Initially constrained by its batch-processing nature, this technique faced limitations in terms of scalability. However, the Kobe group has recently introduced a novel flow system for phosgene production, opening up possibilities for the scalable on-demand synthesis of various chemicals that rely on this process.
“Our group discovered for the first time that chloroform, a common organic solvent, underwent photochemical oxidation to form phosgene with high efficiency when irradiated with ultraviolet light,” Tsuda explains. “Our ‘photo-on-demand organic synthesis method’ based on this chemical reaction is a big step for phosgene-based organic synthesis.”
In a study published in Organic Process Research & Development, the group describes its novel process to create a flow system that produces VR on demand from phosgene. They produced the phosgene in the same on-demand flow system from chloroform, a relatively safe and stable starting compound, creating what they describe as a scalable, safe and efficient reaction system to produce a wide range of useful chemicals.
“This reaction system consumes less energy, produces less waste and enables versatile as well as scalable chemical synthesis,” Tsuda notes. “These features contribute positively to the lifecycle assessment of the products, which is especially important in the industry.”
Tsuda, adds that it also enables a more local production of key chemicals, reducing dependence on production abroad.
Tsuda also says the new system is suitable for small-scale, multiproduct chemical synthesis in industry, such as bulk pharmaceuticals and intermediates. For such applications, synthesis on a scale of about 1 kg/day is generally required.

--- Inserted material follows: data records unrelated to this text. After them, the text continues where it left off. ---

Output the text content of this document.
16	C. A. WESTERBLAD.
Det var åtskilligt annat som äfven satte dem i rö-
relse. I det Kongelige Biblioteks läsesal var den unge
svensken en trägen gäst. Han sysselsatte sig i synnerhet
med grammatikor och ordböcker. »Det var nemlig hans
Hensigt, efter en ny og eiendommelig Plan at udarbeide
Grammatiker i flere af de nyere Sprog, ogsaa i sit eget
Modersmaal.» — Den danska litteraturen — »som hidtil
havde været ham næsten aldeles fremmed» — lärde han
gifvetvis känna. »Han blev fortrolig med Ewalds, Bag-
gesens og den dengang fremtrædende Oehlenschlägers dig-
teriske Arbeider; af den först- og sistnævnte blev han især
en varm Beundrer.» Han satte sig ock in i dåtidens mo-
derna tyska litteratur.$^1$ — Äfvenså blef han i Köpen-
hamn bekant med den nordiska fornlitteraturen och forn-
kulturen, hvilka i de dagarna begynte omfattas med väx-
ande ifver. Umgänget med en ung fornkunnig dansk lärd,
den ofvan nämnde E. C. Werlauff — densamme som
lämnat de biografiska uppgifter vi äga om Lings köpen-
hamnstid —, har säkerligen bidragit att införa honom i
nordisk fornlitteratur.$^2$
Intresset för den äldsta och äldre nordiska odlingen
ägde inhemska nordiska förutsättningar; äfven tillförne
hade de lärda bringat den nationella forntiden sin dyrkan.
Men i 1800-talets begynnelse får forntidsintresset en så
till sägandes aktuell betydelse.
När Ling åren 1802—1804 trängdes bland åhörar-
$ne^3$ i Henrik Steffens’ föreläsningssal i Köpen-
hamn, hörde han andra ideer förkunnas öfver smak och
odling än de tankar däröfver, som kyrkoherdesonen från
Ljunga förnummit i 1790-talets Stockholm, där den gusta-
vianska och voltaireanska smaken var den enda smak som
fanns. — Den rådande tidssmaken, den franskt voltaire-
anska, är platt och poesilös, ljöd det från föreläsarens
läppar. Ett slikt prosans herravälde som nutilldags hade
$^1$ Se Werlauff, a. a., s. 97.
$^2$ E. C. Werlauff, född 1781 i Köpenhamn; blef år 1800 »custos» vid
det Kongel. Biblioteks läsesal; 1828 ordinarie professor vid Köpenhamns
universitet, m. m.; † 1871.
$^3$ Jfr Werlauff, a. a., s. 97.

“Synthesis on a larger scale (>10 kg/day) will require the development of synthesis systems and safety equipment,” he says. “We are currently working on the development of a larger-scale system in cooperation with partner companies with the support of Japanese government.”
Tsuda revealed that plans are underway to launch a start-up company based on the work.
“Here, we plan to set up a contract production and co-production business for the phosgenation products,” he says.
Collaboration is Key
Meanwhile, the ETC’s working group-backed Chemical Engineering Research and Design paper notes that a process development group with diverse talents is necessary to realize the adoption of these novel technologies.
“Cross training and collaboration between chemists and chemical engineers and particularly scientists with reaction engineering and process design skill sets, are essential to developing robust, scalable implementation of these new chemistry types,” it concludes.